Polynomial Width is Sufficient for Set Representation with High-dimensional Features
Peihao Wang, Shenghao Yang, Shu Li, Zhangyang Wang, Pan Li
TL;DR
This work addresses the expressiveness of DeepSets-style architectures for set functions with high-dimensional features ($D>1$) by proving that the intermediate embedding width $L$ can grow polynomially with the set size $N$ and feature dimension $D$. It introduces two embedding schemes, LP and LE, and provides constructive proofs that $L$ lies within polynomial bounds for both, extending the classic $D=1$ results to the high-dimensional setting. The authors also extend the theory to permutation-equivariant functions and the complex domain, and they provide empirical validation supporting the polynomial scaling of the required embedding width. The findings have practical implications for scalable set-function representations in DeepSets-based modules within GNNs and related architectures, enabling efficient yet expressive set processing with polynomial resources.
Abstract
Set representation has become ubiquitous in deep learning for modeling the inductive bias of neural networks that are insensitive to the input order.
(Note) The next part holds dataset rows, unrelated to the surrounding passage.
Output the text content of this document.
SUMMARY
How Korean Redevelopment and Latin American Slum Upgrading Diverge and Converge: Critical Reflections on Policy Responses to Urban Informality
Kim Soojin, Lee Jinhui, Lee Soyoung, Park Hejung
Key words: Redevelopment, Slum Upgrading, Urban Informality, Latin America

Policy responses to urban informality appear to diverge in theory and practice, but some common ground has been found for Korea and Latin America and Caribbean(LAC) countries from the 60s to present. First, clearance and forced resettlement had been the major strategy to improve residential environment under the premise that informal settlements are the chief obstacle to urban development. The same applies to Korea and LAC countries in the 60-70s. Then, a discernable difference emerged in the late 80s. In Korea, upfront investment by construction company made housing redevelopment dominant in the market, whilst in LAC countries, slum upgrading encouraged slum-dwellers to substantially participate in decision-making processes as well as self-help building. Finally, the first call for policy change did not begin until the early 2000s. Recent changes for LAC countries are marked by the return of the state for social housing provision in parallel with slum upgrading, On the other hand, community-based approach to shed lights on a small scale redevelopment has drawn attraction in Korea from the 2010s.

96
DeepSets is the most widely used neural network architecture for set representation. It involves embedding each set element into a latent space with dimension $L$, followed by a sum pooling to obtain a whole-set embedding, and finally mapping the whole-set embedding to the output. In this work, we investigate the impact of the dimension $L$ on the expressive power of DeepSets. Previous analyses either oversimplified high-dimensional features to be one-dimensional features or were limited to analytic activations, thereby diverging from practical use or resulting in $L$ that grows exponentially with the set size $N$ and feature dimension $D$. To investigate the minimal value of $L$ that achieves sufficient expressive power, we present two set-element embedding layers: (a) linear + power activation (LP) and (b) linear + exponential activations (LE). We demonstrate that $L$ being poly$(N, D)$ is sufficient for set representation using both embedding layers. We also provide a lower bound of $L$ for the LP embedding layer. Furthermore, we extend our results to permutation-equivariant set functions and the complex field.